Contra 'exploração eleitoral', Lula pede a Moro que adie alegações finais em ação

30 Set 2018 - 19h56
O ex-presidente Luiz Inácio Lula da Silva pediu ao juiz federal Sérgio Moro para que suspenda o prazo das alegações finais do Ministério Público Federal em ação penal envolvendo o Instituto Lula e um apartamento em São Bernardo do Campo para depois das eleições. A defesa justifica que, em outra ação, a que envolve o sítio em Atibaia, Moro adiou o interrogatório final do petista para depois do período com o fim de "evitar a exploração eleitoral".

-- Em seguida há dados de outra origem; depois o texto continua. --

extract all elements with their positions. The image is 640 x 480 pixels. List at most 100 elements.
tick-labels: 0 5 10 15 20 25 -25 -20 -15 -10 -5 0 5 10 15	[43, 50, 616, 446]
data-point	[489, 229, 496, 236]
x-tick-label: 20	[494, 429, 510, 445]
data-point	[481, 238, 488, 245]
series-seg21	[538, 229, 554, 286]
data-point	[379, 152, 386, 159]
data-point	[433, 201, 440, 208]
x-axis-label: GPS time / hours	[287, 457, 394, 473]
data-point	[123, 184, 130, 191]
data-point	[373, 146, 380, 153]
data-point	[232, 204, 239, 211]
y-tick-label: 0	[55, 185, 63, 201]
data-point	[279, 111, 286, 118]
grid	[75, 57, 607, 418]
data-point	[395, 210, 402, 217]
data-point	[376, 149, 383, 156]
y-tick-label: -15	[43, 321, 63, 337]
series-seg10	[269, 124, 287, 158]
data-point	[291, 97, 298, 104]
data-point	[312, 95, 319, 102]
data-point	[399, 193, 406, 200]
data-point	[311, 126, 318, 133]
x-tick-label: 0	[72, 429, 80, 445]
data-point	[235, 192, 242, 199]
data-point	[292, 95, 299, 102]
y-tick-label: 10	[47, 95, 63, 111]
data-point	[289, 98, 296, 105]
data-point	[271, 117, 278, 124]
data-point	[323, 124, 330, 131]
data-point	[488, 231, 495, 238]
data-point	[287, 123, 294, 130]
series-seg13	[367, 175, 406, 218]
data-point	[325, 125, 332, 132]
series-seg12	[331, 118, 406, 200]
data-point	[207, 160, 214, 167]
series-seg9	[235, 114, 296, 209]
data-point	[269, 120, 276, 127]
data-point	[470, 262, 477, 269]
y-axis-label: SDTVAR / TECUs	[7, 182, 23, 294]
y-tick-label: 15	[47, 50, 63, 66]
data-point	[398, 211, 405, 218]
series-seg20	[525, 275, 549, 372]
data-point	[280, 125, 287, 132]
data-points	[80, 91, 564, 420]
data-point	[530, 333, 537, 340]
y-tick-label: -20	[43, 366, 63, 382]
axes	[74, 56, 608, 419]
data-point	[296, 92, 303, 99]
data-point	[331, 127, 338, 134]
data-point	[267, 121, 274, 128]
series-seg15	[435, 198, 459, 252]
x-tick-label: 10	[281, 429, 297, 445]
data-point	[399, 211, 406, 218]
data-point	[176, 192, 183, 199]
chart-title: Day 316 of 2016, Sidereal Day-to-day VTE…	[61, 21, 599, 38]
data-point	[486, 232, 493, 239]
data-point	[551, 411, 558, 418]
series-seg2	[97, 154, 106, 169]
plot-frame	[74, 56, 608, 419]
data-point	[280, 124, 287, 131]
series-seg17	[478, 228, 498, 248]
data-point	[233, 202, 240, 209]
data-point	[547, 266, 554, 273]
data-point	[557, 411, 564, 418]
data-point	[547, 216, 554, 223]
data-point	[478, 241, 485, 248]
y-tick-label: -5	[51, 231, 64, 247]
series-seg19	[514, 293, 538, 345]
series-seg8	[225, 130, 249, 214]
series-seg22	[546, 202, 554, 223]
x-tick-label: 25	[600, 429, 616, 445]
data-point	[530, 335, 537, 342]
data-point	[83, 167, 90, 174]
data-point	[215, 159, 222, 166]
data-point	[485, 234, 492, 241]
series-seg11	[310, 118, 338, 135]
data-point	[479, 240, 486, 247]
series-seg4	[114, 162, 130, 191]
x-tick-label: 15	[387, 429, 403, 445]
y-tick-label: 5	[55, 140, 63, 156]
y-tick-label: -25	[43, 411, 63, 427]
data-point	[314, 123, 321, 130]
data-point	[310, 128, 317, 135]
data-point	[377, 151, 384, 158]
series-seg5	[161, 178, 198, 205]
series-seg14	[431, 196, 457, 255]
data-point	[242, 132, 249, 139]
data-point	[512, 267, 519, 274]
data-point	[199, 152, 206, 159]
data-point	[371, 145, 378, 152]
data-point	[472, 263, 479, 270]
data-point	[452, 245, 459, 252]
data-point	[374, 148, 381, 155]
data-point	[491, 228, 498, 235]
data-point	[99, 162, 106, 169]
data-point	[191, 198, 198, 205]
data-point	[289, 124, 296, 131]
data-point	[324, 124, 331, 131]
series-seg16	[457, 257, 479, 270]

Nesta ação penal, o ex-presidente é réu acusado de supostas propinas de R$ 12,5 milhões envolvendo a compra de terreno em São Paulo, onde, segundo a acusação, seria sediado o Instituto Lula (R$ 12 milhões), e a aquisição de apartamento vizinho à residência do petista em São Bernardo do Campo, no edifício Hill House. A força-tarefa da Lava Jato sustenta que os imóveis foram comprados pela Odebrecht por meio de supostos laranjas, como o engenheiro Glaucos da Costamarques, primo do amigo de Lula, José Carlos Bumlai, e a construtora DAG. O petista nega.

Lula já foi interrogado e o processo entrou na fase de alegações finais, por determinação do juiz federal Sérgio Moro, no dia 14 de setembro.

A defesa, no entanto, evoca outra decisão do magistrado, em outro processo, para pedir que a data-limite das alegações finais seja suspensa.

No dia 15 de agosto, Moro suspendeu o interrogatório de Lula na ação penal que envolve o sítio em Atibaia. O magistrado da Operação Lava Jato afirmou que a alteração das audiências tem por objetivo "evitar a exploração eleitoral dos interrogatórios".

As audiências estavam marcadas para datas entre 27 de agosto e 11 de setembro. Os interrogatórios agora devem ocorrer entre 5 e 14 de novembro.

Contra a exploração eleitoral, os advogados Cristiano Zanin Martins, Valeska Teixeira Martins e Alfredo Ermínio Araújo Andrade pedem a Moro que o prazo para as alegações finais da força-tarefa da Lava Jato seja suspenso. "Ora, se este Juízo houve por bem adiar um ato de autodefesa - como é o interrogatório do aqui requerente - durante o processo eleitoral, exatamente para, de modo prudente e adequado, se evitarem indesejáveis e espúrios usos políticos, o mesmo critério se mostra recomendável e adequado na espécie - para que também se obviem aqui efeitos colaterais indesejáveis extra judicium - a prática de atos de acusação durante esse mesmo período".

"Coloque-se em destaque que de acordo com o despacho ora tratado, o Ministério Público Federal irá apresentar suas alegações finais até 08.10.2018, um dia após o primeiro turno das Eleições Nacionais", afirmam

Os advogados avaliam ser necessária a "suspensão da marcha da presente ação penal até o término das eleições do corrente ano, para que se arredem explorações indevidas na esfera partidária e o feito não se convole em instrumento de ação política sob o pálido da sobranceira instituição do Poder Judiciário".

O ex-presidente também pediu para que suas alegações finais sejam marcadas para depois das alegações dos réus na mesma ação que firmaram colaboração premiada.

E ainda requereu que "o julgamento da ação seja realizado após o pronunciamento final do Comitê de Direitos Humanos da ONU no comunicado individual apresentado pelo Requerente em atenção à decisão proferida em 22/05/2018 por aquela Corte Internacional que determinou ao Brasil - com efeito vinculante aos Três Poderes - que se abstenha de realizar "qualquer ação que impeça ou frustre a apreciação de um Comunicado pelo Comitê alegando violação do Tratado".